Narasi kebobrokan Indonesia itu menjadi alasan dasar bantuan CCF pasca 1965. Narasi itu dapat dibaca dari tulisan Ivan Kats yang menceritakan soal Obor, “Pada 1967, Indonesia sangat bangkrut. Inflasi menyentuh angka 600%. Sebagian besar fungsi kehidupan nasional morat-marit.” Intinya negara bobrok ini harus ditolong.

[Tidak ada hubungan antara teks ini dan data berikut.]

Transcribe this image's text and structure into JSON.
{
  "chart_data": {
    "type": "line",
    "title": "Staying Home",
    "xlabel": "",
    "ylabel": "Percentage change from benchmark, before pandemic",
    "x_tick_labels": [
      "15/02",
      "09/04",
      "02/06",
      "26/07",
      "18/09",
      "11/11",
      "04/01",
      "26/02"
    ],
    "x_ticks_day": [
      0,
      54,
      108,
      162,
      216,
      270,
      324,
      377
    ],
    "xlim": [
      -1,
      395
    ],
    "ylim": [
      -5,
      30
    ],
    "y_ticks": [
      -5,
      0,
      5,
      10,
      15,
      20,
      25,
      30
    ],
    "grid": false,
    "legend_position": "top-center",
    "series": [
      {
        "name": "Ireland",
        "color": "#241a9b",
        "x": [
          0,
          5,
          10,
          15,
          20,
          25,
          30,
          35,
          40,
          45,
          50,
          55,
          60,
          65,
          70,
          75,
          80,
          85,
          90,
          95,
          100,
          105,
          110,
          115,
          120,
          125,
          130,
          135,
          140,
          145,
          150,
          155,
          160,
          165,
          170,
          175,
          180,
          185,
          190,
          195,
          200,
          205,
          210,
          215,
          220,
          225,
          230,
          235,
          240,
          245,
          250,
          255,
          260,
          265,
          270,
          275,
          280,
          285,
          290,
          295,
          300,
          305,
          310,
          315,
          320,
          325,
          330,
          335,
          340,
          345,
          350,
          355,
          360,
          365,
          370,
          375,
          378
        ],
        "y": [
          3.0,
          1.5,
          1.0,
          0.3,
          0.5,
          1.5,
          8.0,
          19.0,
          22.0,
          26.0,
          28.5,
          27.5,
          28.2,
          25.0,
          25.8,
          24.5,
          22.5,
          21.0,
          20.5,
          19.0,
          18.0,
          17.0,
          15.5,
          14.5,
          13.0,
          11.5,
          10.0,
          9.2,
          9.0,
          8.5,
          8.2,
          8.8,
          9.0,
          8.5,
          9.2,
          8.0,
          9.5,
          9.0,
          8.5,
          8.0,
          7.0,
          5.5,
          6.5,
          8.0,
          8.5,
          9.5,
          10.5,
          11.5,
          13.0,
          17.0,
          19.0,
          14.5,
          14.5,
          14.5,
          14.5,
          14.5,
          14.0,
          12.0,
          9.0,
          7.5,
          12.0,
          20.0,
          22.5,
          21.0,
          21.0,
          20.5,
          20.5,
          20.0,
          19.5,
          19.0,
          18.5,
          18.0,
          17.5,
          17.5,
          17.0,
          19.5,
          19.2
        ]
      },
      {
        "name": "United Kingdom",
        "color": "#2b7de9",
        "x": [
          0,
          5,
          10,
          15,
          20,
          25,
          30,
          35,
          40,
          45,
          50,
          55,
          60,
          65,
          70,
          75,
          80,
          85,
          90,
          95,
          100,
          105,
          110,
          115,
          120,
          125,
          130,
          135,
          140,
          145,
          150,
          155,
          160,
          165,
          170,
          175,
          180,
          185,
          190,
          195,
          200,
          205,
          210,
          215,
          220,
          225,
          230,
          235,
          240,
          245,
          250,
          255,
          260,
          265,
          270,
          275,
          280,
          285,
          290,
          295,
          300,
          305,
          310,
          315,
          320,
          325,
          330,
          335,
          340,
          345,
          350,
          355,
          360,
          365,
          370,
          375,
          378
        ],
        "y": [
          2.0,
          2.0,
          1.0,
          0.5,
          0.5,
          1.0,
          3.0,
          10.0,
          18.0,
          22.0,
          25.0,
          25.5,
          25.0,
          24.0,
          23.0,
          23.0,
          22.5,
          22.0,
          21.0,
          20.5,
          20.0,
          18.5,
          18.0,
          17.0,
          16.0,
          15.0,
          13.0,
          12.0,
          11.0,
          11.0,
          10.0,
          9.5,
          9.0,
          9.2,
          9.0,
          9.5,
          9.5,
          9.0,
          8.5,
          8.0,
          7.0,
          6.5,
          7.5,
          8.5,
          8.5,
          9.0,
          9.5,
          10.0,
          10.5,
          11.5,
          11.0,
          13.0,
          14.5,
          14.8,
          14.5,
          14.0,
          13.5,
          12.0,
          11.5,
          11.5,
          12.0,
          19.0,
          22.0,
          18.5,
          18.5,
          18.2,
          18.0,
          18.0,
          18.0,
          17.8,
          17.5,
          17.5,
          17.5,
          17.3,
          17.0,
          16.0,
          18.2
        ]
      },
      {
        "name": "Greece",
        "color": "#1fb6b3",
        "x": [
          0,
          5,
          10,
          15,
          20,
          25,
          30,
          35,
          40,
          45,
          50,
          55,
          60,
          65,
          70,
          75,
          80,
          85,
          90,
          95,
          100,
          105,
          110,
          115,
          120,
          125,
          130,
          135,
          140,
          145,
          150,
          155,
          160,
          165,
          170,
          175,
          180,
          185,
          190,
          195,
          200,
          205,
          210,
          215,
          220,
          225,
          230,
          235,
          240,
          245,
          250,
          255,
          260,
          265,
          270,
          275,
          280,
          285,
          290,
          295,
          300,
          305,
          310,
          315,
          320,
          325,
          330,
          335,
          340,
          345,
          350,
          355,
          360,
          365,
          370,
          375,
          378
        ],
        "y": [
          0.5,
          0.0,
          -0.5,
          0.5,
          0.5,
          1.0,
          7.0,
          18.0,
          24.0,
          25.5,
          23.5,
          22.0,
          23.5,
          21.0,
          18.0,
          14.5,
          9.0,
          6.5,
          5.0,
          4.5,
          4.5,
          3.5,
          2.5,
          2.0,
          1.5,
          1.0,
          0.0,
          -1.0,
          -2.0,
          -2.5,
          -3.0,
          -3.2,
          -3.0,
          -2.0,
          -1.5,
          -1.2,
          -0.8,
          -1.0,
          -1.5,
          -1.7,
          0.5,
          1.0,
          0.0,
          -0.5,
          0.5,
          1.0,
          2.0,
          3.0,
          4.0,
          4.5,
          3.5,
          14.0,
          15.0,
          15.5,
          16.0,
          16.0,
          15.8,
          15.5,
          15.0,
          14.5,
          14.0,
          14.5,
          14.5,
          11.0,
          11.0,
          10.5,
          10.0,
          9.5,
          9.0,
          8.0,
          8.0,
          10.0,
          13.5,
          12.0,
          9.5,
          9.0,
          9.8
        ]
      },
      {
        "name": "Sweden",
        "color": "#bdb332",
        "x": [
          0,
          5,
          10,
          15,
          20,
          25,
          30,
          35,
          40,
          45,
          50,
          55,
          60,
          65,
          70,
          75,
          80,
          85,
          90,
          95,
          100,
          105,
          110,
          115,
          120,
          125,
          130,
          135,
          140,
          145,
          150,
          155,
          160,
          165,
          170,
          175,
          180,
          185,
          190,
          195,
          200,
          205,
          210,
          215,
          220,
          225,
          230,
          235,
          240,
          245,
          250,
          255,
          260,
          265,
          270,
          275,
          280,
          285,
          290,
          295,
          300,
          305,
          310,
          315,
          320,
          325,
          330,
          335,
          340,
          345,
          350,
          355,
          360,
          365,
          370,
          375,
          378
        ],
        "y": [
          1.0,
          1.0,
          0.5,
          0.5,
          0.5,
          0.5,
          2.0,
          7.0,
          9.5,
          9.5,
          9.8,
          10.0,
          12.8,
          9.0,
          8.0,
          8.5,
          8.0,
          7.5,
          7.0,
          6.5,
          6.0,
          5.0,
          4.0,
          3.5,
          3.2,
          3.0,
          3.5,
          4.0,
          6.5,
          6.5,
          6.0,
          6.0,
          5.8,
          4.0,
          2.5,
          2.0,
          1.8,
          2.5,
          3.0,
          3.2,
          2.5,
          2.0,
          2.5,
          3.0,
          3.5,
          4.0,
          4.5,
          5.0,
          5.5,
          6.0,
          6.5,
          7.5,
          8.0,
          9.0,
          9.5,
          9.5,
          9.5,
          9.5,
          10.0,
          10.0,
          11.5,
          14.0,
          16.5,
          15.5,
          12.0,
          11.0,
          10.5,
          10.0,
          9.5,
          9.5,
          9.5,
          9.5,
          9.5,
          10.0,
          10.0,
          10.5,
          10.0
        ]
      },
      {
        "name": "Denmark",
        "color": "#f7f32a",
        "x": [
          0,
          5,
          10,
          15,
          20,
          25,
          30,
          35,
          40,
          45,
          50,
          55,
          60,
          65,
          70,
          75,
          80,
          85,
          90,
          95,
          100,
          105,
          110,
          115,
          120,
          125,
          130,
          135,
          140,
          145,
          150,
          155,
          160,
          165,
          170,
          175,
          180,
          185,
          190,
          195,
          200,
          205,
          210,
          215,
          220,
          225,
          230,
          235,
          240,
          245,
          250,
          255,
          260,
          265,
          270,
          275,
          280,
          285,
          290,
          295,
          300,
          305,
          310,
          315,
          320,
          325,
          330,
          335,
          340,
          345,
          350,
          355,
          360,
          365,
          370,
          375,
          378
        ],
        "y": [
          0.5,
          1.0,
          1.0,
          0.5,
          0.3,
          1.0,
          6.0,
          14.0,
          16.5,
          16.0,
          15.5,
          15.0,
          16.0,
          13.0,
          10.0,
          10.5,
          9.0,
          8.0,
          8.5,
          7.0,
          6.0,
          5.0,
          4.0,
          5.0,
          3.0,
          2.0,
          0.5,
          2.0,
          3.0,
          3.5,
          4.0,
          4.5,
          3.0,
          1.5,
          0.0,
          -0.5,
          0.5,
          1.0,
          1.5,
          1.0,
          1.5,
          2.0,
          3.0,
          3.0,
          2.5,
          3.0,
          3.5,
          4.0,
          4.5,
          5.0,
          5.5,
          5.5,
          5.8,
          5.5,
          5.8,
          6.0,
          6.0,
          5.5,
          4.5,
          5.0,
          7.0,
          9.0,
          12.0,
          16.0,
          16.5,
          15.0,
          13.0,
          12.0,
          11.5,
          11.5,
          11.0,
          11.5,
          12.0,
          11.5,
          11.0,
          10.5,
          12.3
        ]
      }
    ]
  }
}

Dari kiri ke kanan: tidak diketahui, Mochtar Lubis dan Ivan Kats. Sumber: Box 12, Series VI, Ivan Kats Papers, MS 2048, Manuscripts and Archives, Yale University Library

Sebelum pembersihan komunis, ia mengirim buku-buku kepada para tahanan politik oposisi pemerintah di penjara Madiun, Jawa Timur. Lalu, CCF mengirim buku kepada 100 penerima manfaat yang berada di penjara atau pun yang masih bebas. Goenawan Mohamad adalah orang yang membantu Ivan Kats menyusun daftar orang-orang penerima majalah CCF seperti Encounter dan China Quarterly, tulis peneliti Janet Steele dalam Wars Within: The Story of Tempo, an Independent Magazine in Soeharto’s Indonesia (2014).

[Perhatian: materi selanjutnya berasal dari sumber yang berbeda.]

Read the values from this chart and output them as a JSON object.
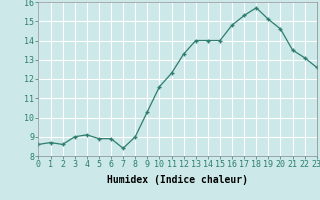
{
  "x": [
    0,
    1,
    2,
    3,
    4,
    5,
    6,
    7,
    8,
    9,
    10,
    11,
    12,
    13,
    14,
    15,
    16,
    17,
    18,
    19,
    20,
    21,
    22,
    23
  ],
  "y": [
    8.6,
    8.7,
    8.6,
    9.0,
    9.1,
    8.9,
    8.9,
    8.4,
    9.0,
    10.3,
    11.6,
    12.3,
    13.3,
    14.0,
    14.0,
    14.0,
    14.8,
    15.3,
    15.7,
    15.1,
    14.6,
    13.5,
    13.1,
    12.6
  ],
  "xlabel": "Humidex (Indice chaleur)",
  "xlim": [
    0,
    23
  ],
  "ylim": [
    8,
    16
  ],
  "yticks": [
    8,
    9,
    10,
    11,
    12,
    13,
    14,
    15,
    16
  ],
  "xticks": [
    0,
    1,
    2,
    3,
    4,
    5,
    6,
    7,
    8,
    9,
    10,
    11,
    12,
    13,
    14,
    15,
    16,
    17,
    18,
    19,
    20,
    21,
    22,
    23
  ],
  "line_color": "#2e7d6e",
  "marker": "+",
  "bg_color": "#cce8e8",
  "grid_color": "#ffffff",
  "label_fontsize": 7,
  "tick_fontsize": 6
}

Segala fakta yang berlawanan dari balas-membalas Beb Vuyk dan Richard Wright serupa seperti gagasan Melvin J. Lasky redaktur majalah CCF Der Monat di Jerman, “Daya tarik artikel-artikel kontroversial atau artikel-artikel yang membuat kontroversi yang mengundang diskusi dan serangan balik.”


Kenyataan yang saling berlawanan ini mengingatkan saya dengan “pleidoi” Goenawan Mohamad terhadap artikel Martin Suryajaya di Indoprogress: serba kebetulan. Kenyataan Ivan Kats sebagai salah satu orang CCF yang tahu aliran dana CIA bisa disangkal, selama masih belum ada penelitian mendalam tentangnya. Tapi, fakta ia sebagai gurita perbukuan tidak dapat ditampik.


Pertanyaannya, mengapa Ivan Kats baru terang-terangan masuk ke lingkaran intelektual Indonesia setelah 1965? Saya dapat membayangkan jawabannya serupa, karena kondisi politik pada masa pemerintahan Sukarno tidak stabil. Lantas, apakah setelah pembunuhan massal terhadap orang-orang yang dituduh sebagai simpatisan PKI dan kudeta merangkak terhadap Sukarno yang didukung oleh CIA membuat kondisi politik Indonesia menjadi stabil?


Saya jauh lebih muda dari Martin Suryajaya, pemahaman saya soal sejarah pada masa itu, seperti kata Goenawan Mohamad, mungkin terdistorsi. Tapi singkapan pembacaan saya soal jejak CCF di Indonesia sebelum 1965, khususnya balas-membalas Richard Wright dan Beb Vuyk itu membuat saya ragu dengan cerita Goenawan Mohamad. Sama seperti ingatan Beb Vuyk dan Richard Wright, bisa jadi tulisan Goenawan Mohamad berdasarkan ingatannya itu sekadar bualan belaka.